A teenage Johnny Bega was perfectly happy playing soccer, when his older brother ruined land-based sports for him.
“Hey, you should try water polo,” Mike Bega said. “It’s like soccer, but in the water.”
Johnny jumped in for the Atwater High Falcons and immediately took to the physical, aquatic sport.
“I loved the water,” said Bega, now the head coach of the UC Merced women’s and men’s water polo teams. “I must have been needing the water. I tried it, and I never looked back. I was never getting out of the water from that point on.”
His devotion yielded big results. Bega became a two-time All-American at Atwater High, an All-American at Merced College in 1993, and an honorable mention All-American for one season at Long Beach State.
Bega was recruited by Long Beach State right out of high school, but stayed home to play for Merced College and longtime coach Bob Pollitt.
Merced College was a good fit financially. It was an even better fit socially and competitively, as Bega was joined by a handful of fellow Atwater High and Merced High players he already knew.
“I don’t know how I would have done if I had gone straight to Long Beach State,” Bega said. “From a maturity standpoint, and an academic one, coming to Merced College first was a great choice. Athletically? You never know how good you are until you show up. And then it’s always tougher to compete than you think. But it was my chance, so I pushed myself.”
Bega credits his Merced College coaches and professors—as well his old lifeguarding coach Bill Halpin Sr., the first ever women’s water polo coach at the college—for encouraging him to reach beyond his potential.
“That translated into great results for me academically,” Bega said. “And as I played more and more, even as it got harder, I got stronger. I could (play and study) really well.”
Bega did eventually get that D-I scholarship and had a successful career at Long Beach State. Soon after graduation, he began coaching at San Jose State as an assistant and eventually as head coach. He later coached at Cal as an assistant, winning a national title in 2016. Bega has also coached for club teams and youth national teams, and overseas.
“I took advantage of all the opportunities that were out there and just ran with it,” he said.
Everywhere Bega went, one thought always stayed with him: Give something back.
While living in Colorado the past few years, Bega directed camps and clinics all over the country, as well as at the Olympic Training Center in Colorado Springs. While there, he heard from a friend that UC Merced was ready to offer water polo as an intercollegiate sport.

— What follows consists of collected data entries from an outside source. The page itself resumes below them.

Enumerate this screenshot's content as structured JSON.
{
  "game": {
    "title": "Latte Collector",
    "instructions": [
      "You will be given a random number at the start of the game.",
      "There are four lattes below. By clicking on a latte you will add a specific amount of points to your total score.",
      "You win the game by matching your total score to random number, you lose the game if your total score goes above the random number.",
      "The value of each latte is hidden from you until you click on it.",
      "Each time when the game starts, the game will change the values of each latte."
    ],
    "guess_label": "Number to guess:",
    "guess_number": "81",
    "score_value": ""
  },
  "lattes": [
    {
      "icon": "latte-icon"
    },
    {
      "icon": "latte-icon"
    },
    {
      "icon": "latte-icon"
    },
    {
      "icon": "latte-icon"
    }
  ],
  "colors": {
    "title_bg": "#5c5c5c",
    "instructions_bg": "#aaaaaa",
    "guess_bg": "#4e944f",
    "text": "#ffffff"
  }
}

“Wait. They have a UC in Merced?” he joked.
Bega felt immediately he had another program build in him. Knowing the depth of local talent in the area, he jumped at the chance.

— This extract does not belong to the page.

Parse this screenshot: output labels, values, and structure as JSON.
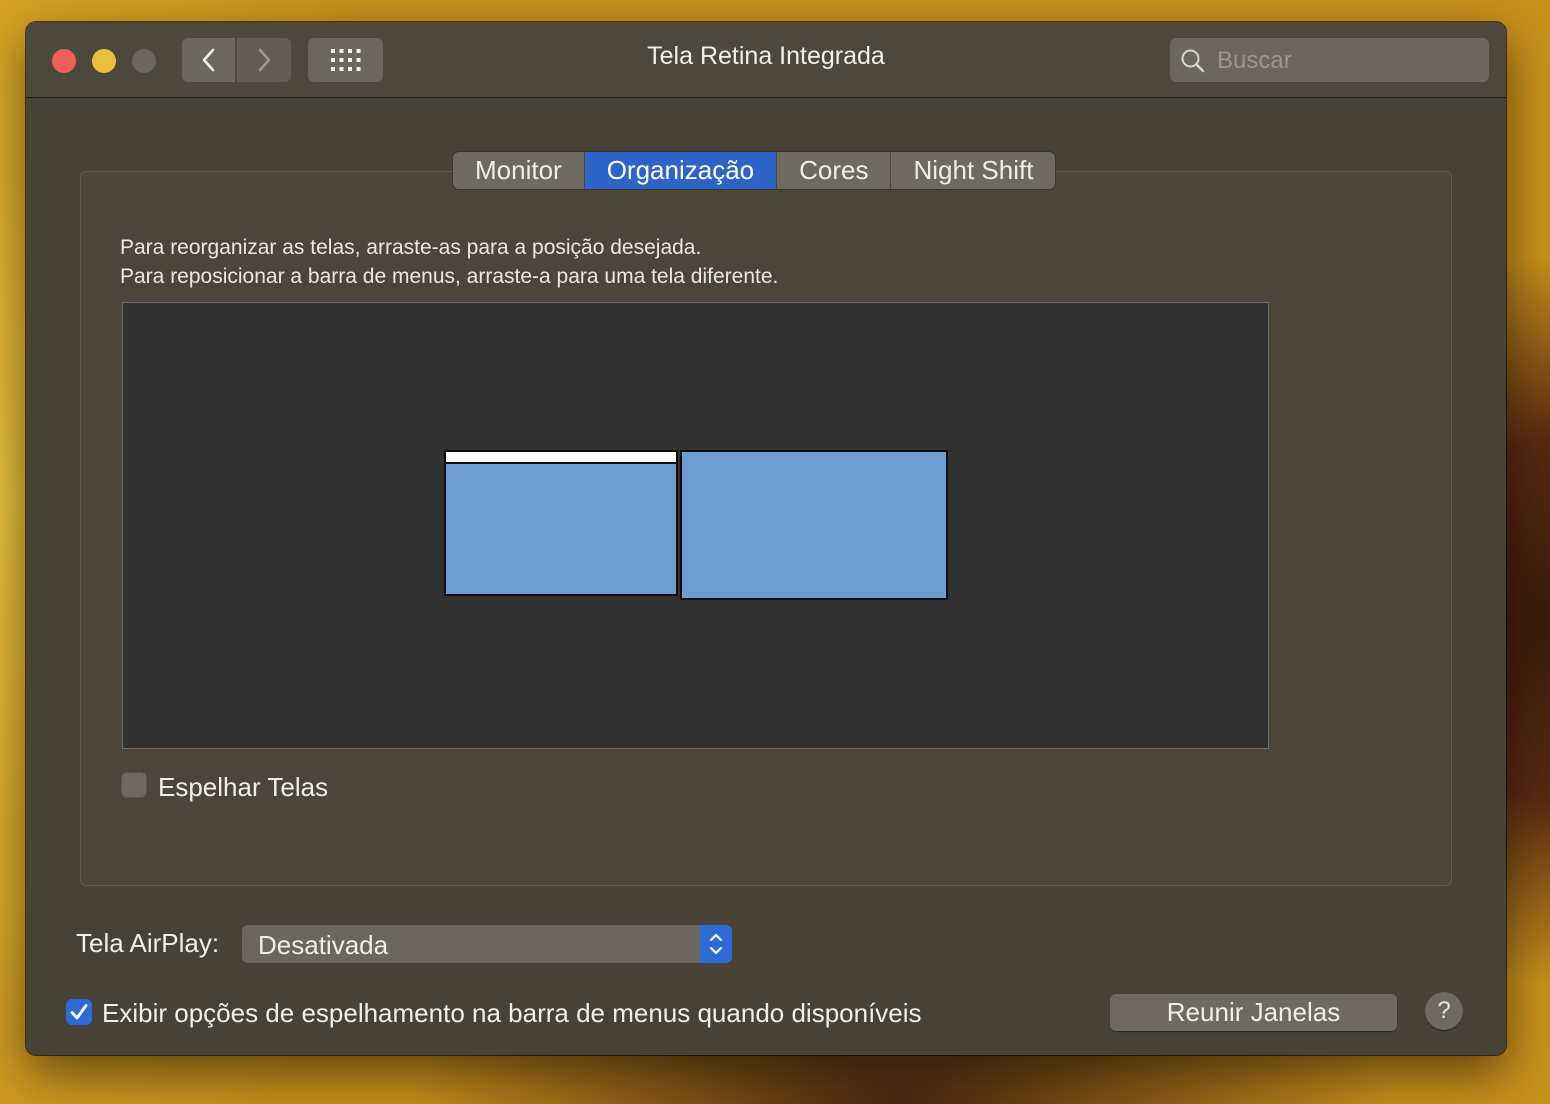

“I believe that’s why the UC Merced chancellor and athletics director want water polo here—that rich history as a water polo hotbed,” he said.
This is Bega’s second year leading the men’s and women’s programs. During the inaugural seasons in 2022-23, the men worked to level up their club team while the women started from zero. Bega recruited players from campus via open tryouts.
“But we made it happen,” he said.
The women’s team finished in first place in the Collegiate Water Polo Association’s Club Sierra Pacific “B” Division Championship and third in the NAIA Water Polo Finals. The men also finished third in the NAIA. Both teams will eventually compete in NCAA Division II.
In 2023-24, Bega is rolling out his first recruiting classes.
“This area has always been very attractive for its water polo,” Bega said. “Now they have a UC, which is an incredible academic magnet for athletes. It’s a win-win situation. To come back now and really coach in this area is a little dream come true.”